MDS has had a history of name changes that seems to have made the meaning of its name less clear, except to medically trained people. This hasn’t helped improve public awareness of MDS. It was first named Di Guglielmo Syndrome in 1923 after its discoverer, then became refractory anaemia, then preleukaemic anaemia, preleukaemic acute human leukaemia, preleukaemia, and finally in 1976 the French-American-British Co-Operative Group of haematologists named it myelodysplastic syndromes. This recognised that it’s a group of related diseases and that not all cases will go on to develop into leukaemia.

Pathologist Ed Uthman, thinks Sagan’s Disease would be a better name for myelodysplastic syndromes – both as a tribute to Carl Sagan and a name that would mean more to most people than myelodysplastic syndromes.  Maybe he has something. Plenty of syndromes and diseases are named after people who studied them. Down Syndrome would have to be the best known example. Have you heard of amyotrophic lateral sclerosis? Motor neurone disease? Lou Gehrig’s disease? The first name is probably a nice technical description of the disease, but I’m guessing you’re more likely to  have an idea of what the disease is from one of the last two names, because they’re used in popular media and are connected in the public eye with famous sufferers – Stephen Hawking and Lou Gehrig. (Ed Uthman also think’s Lou Gehrig’s Disease should be “Hawking’s Disease”.)

I’ll let Carl Sagan have the last words on popular (mis)understanding of science (extract from Wikiquote).

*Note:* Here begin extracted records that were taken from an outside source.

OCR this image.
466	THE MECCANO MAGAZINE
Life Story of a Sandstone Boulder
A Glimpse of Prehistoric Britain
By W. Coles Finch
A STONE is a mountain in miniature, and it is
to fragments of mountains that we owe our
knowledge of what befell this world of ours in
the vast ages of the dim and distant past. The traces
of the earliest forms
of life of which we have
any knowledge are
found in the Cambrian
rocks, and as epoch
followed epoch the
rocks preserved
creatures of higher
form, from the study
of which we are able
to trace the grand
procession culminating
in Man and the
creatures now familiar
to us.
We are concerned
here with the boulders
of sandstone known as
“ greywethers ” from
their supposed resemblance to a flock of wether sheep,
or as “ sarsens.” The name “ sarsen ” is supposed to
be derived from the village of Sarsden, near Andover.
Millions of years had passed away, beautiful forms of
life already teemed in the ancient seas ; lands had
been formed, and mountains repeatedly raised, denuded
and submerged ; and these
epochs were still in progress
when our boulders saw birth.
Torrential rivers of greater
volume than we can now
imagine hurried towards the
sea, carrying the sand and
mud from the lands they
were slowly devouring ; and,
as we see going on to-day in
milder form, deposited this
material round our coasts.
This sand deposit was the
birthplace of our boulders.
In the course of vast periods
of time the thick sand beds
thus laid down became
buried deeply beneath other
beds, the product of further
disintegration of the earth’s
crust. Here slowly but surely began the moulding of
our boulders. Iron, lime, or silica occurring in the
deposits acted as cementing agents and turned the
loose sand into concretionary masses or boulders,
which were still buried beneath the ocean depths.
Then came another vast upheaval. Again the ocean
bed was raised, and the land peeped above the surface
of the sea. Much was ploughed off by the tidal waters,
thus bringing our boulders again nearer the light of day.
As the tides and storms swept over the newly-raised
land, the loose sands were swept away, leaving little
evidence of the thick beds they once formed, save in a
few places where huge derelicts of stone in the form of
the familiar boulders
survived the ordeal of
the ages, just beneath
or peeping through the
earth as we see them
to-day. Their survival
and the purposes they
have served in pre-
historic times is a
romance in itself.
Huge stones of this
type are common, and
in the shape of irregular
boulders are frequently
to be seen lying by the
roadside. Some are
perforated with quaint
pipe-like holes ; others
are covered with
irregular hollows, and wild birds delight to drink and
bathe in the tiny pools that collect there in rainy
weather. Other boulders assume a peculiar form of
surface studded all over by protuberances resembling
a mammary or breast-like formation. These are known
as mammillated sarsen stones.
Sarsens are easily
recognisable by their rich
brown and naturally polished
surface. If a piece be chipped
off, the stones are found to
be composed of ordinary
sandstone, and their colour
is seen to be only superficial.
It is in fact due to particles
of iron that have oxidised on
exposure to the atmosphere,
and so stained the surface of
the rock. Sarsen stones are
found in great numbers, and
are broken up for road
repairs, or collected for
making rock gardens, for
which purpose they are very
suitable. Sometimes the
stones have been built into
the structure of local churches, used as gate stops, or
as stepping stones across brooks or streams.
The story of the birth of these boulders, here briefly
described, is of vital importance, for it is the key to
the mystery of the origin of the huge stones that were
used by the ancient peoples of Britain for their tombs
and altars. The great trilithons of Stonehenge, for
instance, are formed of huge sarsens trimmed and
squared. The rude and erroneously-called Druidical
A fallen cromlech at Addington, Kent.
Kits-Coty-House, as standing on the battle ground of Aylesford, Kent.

We live in a society absolutely dependent on science and technology and yet have cleverly arranged things so that almost no one understands science and technology. That’s a clear prescription for disaster.

Every kid starts out as a natural-born scientist, and then we beat it out of them. A few trickle through the system with their wonder and enthusiasm for science intact.

(Cross-posted to Fireside Science at SciFund Challenge.)